Megloss then addressed Fea-bella and Golin, insisting that they try and drive the possessing spirit out of Krystal, Megloss's housekeeper. The PCs wanted to leave the house back into the village (ie the players wanted to enter Town Phase) and so we resolved this as a Convince conflict. The players won, after a very long number of rounds (about 9), but there were compromises required: Megloss had to keep his promise of food, and the players promised to come back and help Krystal after they had recovered in town.

<snip discussion of Town Phase>

The PCs then returned to Megloss's house, to keep their promise.

<snip>

I rolled the weather for the first month of autumn - rain. Not auspicious - as I said, the PCs would not be able to equip the sun streaming through the windows onto the possessed Krystal.

Megloss told them that he had been using his Healing to keep the still-possessed, still-restrained Krystal alive. There was discussion of what sort of spiritual conflict to attempt - the players opted for Bind, so that the spirit could take the looted spellbook (from the aptr-gangr alcove) into Fea-bella's dreams (as Golin's player had suggested last session). Fea-bella took the spellbook out of her backpack, and Megloss asked what it was. She answered that it was the tome into which the shadow spirit would be bound.

The PCs rolled 6 hp, with Golin as conflict captain (relying on his research into Gebbeths) - 3 for Fea-bella, 2 for Golin and 1 for Megloss as a helper but not an actor. The spirit rolled 7 hp (based on its Possessing nature). At first it seemed the PCs might do well, as they dropped the spirit to 6 hp in the first round. But then in the next two rounds the spirit regained its lost hp and reduced the PCs to zero.

I had a look at the compromise descriptions for Bind conflicts, and settled on the following (with no quibbling from the players): the spirit left Krystal's body - which was left a lifeless, soulless husk - and entered Megloss. It took the spellbook with it, into Megloss's dreams rather than Fea-bella's. And the unnatural spiritual activity caused the rain to get heavier - a bolt of lightning struck the house, destroying its front half and leaving the PCs outside in the wet, while Megloss remained dry in what was left of his home.

The general view on the player side was that this was a bit of a disaster - Fea-bella and Megloss had been reaching some sort of rapprochement, and Golin was close to making friends with him. And all that seemed to be undone, plus the spellbook was lost.

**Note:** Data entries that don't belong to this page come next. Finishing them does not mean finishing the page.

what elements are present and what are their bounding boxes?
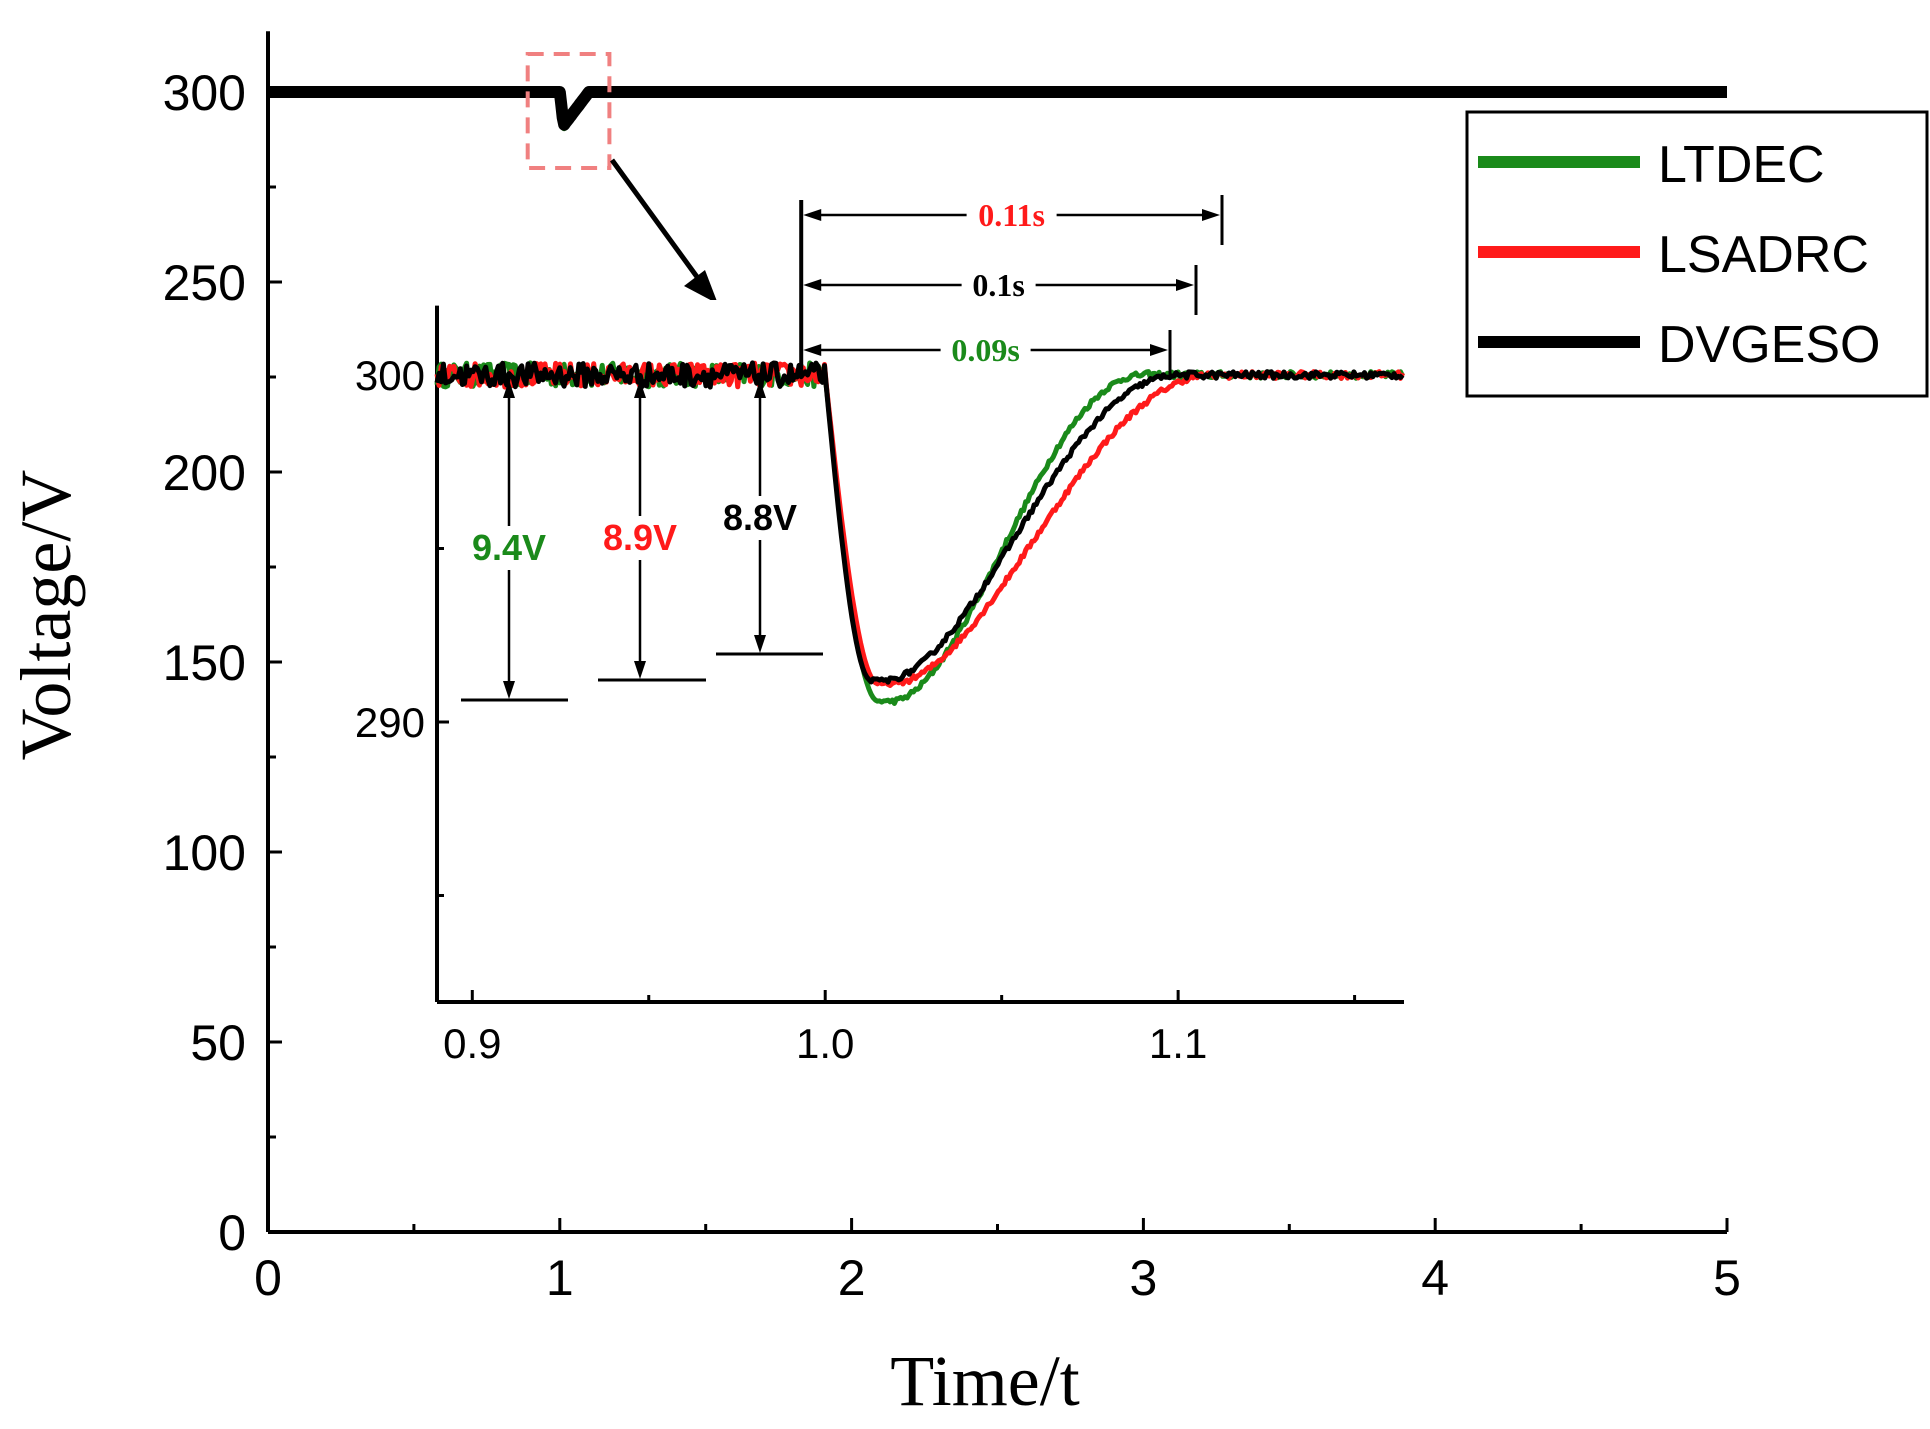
inset-x-tick-label: 0.9	[443, 1020, 501, 1067]
drop-annotation-label: 8.9V	[603, 517, 677, 558]
drop-arrow-head-bottom	[634, 661, 646, 679]
x-tick-label: 2	[838, 1250, 866, 1306]
y-tick-label: 0	[218, 1205, 246, 1261]
time-arrow-head-left	[803, 279, 822, 291]
inset-series-dvgeso	[434, 360, 1405, 685]
y-tick-label: 300	[163, 65, 246, 121]
inset-series-lsadrc	[434, 360, 1405, 688]
zoom-arrow-head	[684, 270, 718, 304]
y-tick-label: 50	[190, 1015, 246, 1071]
y-tick-label: 150	[163, 635, 246, 691]
inset-y-tick-label: 290	[355, 699, 425, 746]
drop-label-bg	[591, 516, 689, 560]
time-arrow-head-left	[803, 209, 822, 221]
inset-x-tick-label: 1.1	[1149, 1020, 1207, 1067]
drop-annotation-label: 8.8V	[723, 497, 797, 538]
time-arrow-head-right	[1202, 209, 1220, 221]
time-annotation-label: 0.11s	[978, 197, 1045, 233]
legend-label-dvgeso: DVGESO	[1658, 316, 1881, 374]
legend-label-ltdec: LTDEC	[1658, 136, 1825, 194]
y-tick-label: 200	[163, 445, 246, 501]
drop-arrow-head-top	[634, 380, 646, 398]
zoom-arrow-shaft	[609, 158, 703, 283]
time-label-bg	[966, 193, 1057, 231]
time-arrow-head-left	[803, 344, 822, 356]
time-annotation-label: 0.1s	[972, 267, 1024, 303]
x-tick-label: 3	[1129, 1250, 1157, 1306]
x-tick-label: 0	[254, 1250, 282, 1306]
inset-y-tick-label: 300	[355, 352, 425, 399]
drop-label-bg	[460, 526, 558, 570]
drop-arrow-head-bottom	[503, 681, 515, 699]
time-arrow-head-right	[1176, 279, 1194, 291]
y-axis-title: Voltage/V	[6, 470, 86, 761]
time-label-bg	[940, 328, 1031, 366]
zoom-marker	[525, 52, 718, 304]
drop-arrow-head-top	[503, 380, 515, 398]
time-arrow-head-right	[1150, 344, 1168, 356]
x-axis-title: Time/t	[890, 1341, 1079, 1421]
y-tick-label: 100	[163, 825, 246, 881]
x-tick-label: 4	[1421, 1250, 1449, 1306]
y-tick-label: 250	[163, 255, 246, 311]
zoom-region-box	[525, 52, 612, 170]
drop-label-bg	[711, 496, 809, 540]
inset-plot: 0.9 1.0 1.1 290 300 0.11s 0.1s 0.09s 9.4V 8.9V 8.8…	[355, 193, 1405, 1067]
inset-background	[437, 300, 1404, 1002]
time-annotation-label: 0.09s	[951, 332, 1019, 368]
drop-annotation-label: 9.4V	[472, 527, 546, 568]
time-label-bg	[961, 263, 1036, 301]
inset-x-tick-label: 1.0	[796, 1020, 854, 1067]
legend-label-lsadrc: LSADRC	[1658, 226, 1869, 284]
x-tick-label: 5	[1713, 1250, 1741, 1306]
main-series-dvgeso	[263, 86, 1732, 131]
drop-arrow-head-top	[754, 380, 766, 398]
x-tick-label: 1	[546, 1250, 574, 1306]
legend: LTDEC LSADRC DVGESO	[1465, 110, 1929, 398]
drop-arrow-head-bottom	[754, 635, 766, 653]
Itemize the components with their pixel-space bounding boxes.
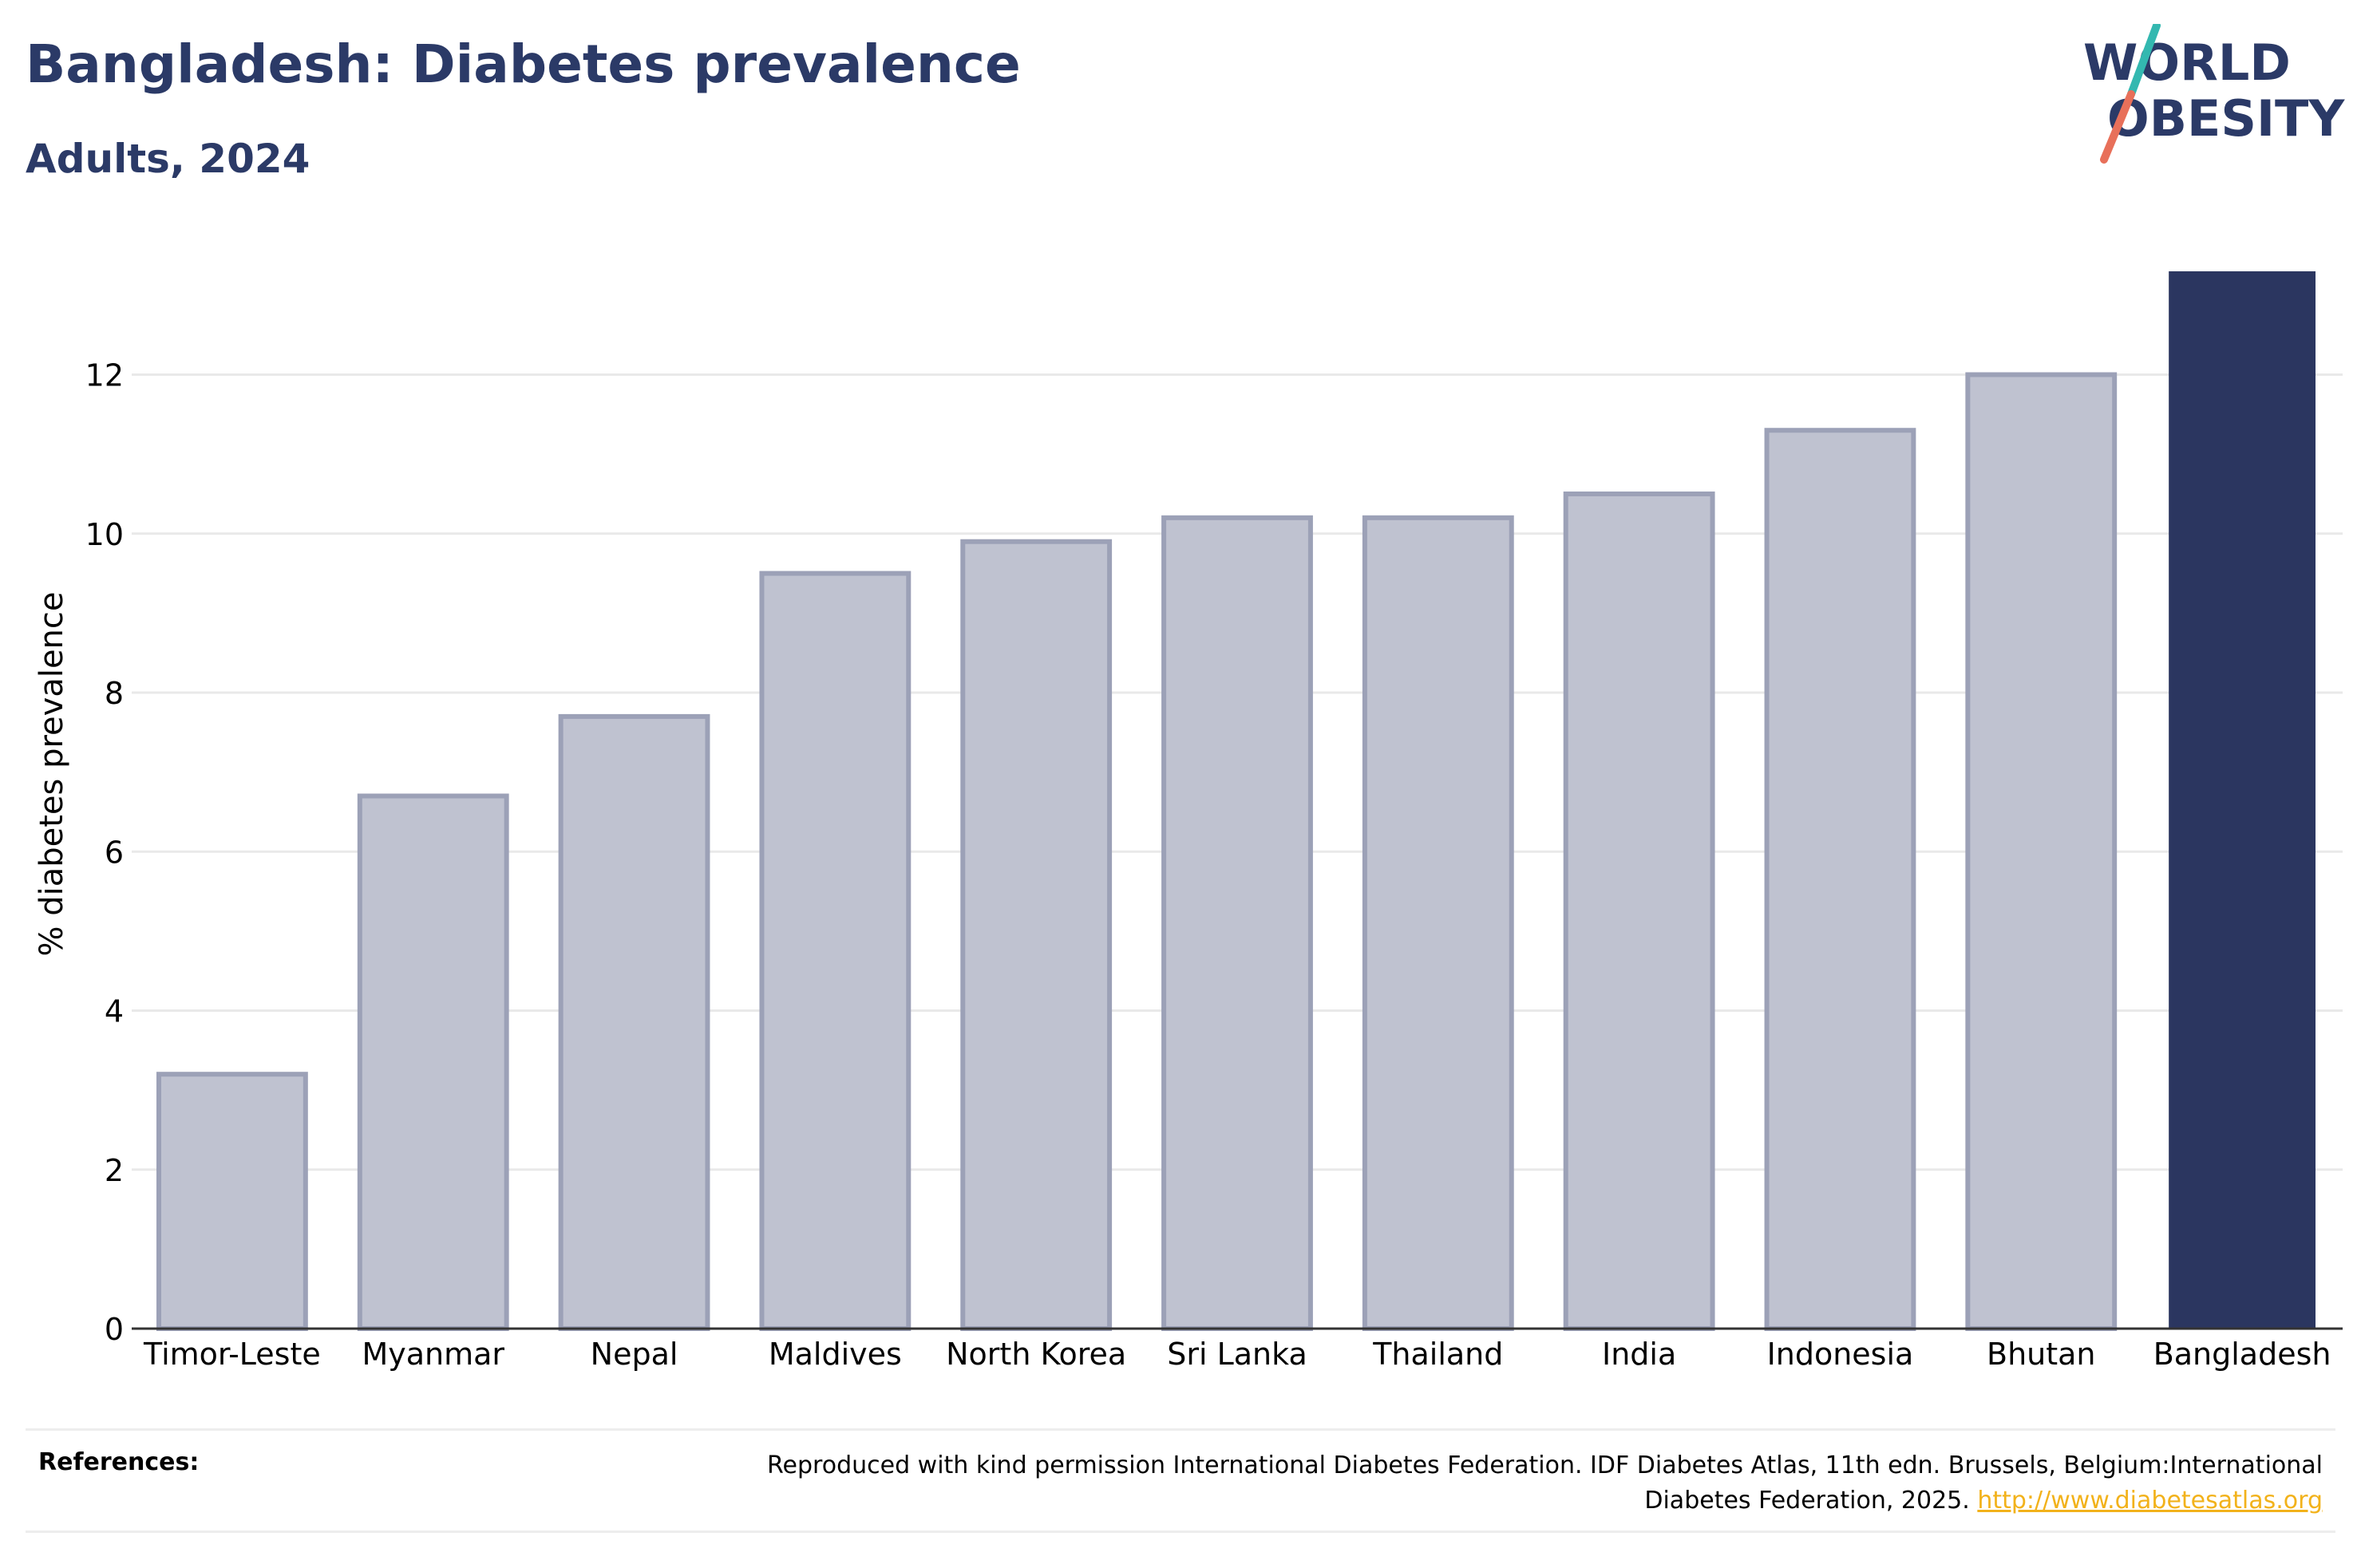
chart-subtitle: Adults, 2024 (26, 136, 310, 182)
x-tick-label: Thailand (1372, 1337, 1503, 1372)
references-link[interactable]: http://www.diabetesatlas.org (1977, 1487, 2323, 1515)
bar-bangladesh (2169, 271, 2316, 1329)
bar-maldives (759, 571, 912, 1331)
logo-text-obesity: OBESITY (2107, 89, 2345, 148)
references-label: References: (38, 1448, 200, 1476)
bar-india (1563, 491, 1715, 1331)
logo-slash-bottom (2100, 90, 2135, 164)
bar-timor-leste (156, 1072, 308, 1331)
x-tick-labels: Timor-Leste Myanmar Nepal Maldives North Kor… (143, 1337, 2331, 1372)
y-axis-label: % diabetes prevalence (34, 591, 70, 956)
bar-north-korea (960, 539, 1113, 1331)
x-tick-label: North Korea (946, 1337, 1126, 1372)
y-tick-label: 8 (105, 676, 124, 711)
x-tick-label: Myanmar (362, 1337, 504, 1372)
y-tick-label: 0 (105, 1312, 124, 1347)
bar-myanmar (357, 793, 509, 1331)
references-text: Reproduced with kind permission Internat… (710, 1448, 2323, 1519)
x-tick-label: Timor-Leste (143, 1337, 321, 1372)
x-tick-label: Nepal (591, 1337, 678, 1372)
x-tick-label: Indonesia (1767, 1337, 1914, 1372)
y-tick-label: 12 (85, 358, 124, 393)
bar-bhutan (1965, 372, 2118, 1332)
chart-title: Bangladesh: Diabetes prevalence (26, 34, 1021, 95)
references-panel: References: Reproduced with kind permiss… (26, 1428, 2335, 1533)
x-tick-label: Bangladesh (2153, 1337, 2331, 1372)
x-tick-label: Maldives (769, 1337, 902, 1372)
x-tick-label: Sri Lanka (1167, 1337, 1307, 1372)
bar-nepal (558, 713, 710, 1331)
bar-thailand (1362, 515, 1514, 1331)
x-tick-label: Bhutan (1987, 1337, 2096, 1372)
bars (156, 271, 2316, 1332)
bar-sri-lanka (1161, 515, 1313, 1331)
x-tick-label: India (1602, 1337, 1676, 1372)
y-tick-label: 2 (105, 1153, 124, 1188)
logo-text-world: WORLD (2083, 34, 2291, 92)
y-tick-label: 10 (85, 517, 124, 552)
world-obesity-logo: WORLD OBESITY (2083, 24, 2345, 164)
y-tick-label: 6 (105, 835, 124, 870)
logo-slash-top (2127, 24, 2161, 98)
y-tick-labels: 0 2 4 6 8 10 12 (85, 358, 124, 1347)
bar-indonesia (1764, 428, 1916, 1331)
y-tick-label: 4 (105, 994, 124, 1029)
references-body: Reproduced with kind permission Internat… (767, 1451, 2323, 1515)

From my point of view as GM, the PCs now have three supernatural opponents resulting from their exploration of the dungeon under Megloss's house: Duran the demon of the Outer Dark; Celedhring the mithril sword-wielding barrow wight; and the shadow spirit-possessed Megloss.
There is no lack of GM imagination and authorship in this episode. But the significance of it, the key elements (like the enemy Megloss, and dreams as a site of both power and threat - not to mention the idea that a shadow-thing might be coerced to carry a spellbook into a Dreamwalker's dreams, thus giving them access to its magic), come from the players.

This is an example of what I am contrasting with the idea that all the elements of setting and situation, and all the consequences of action declarations, being established by the GM.

EDIT: I am not trying to persuade anyone that they should play in this sort of way. But I hope that this illustrates that the GM is a significant participant in play, who together with the players makes contributions to the fiction, with the mechanics mediating whose suggestions get taken up and whether things run the players' way or rather run the way of the evil GM. I hope it also illustrates how the players having this sort of authority does not depend upon them having "fiat"-type powers to author setting elements distinct from their PCs, but rather flows from the way action declarations they make for their PCs are resolved.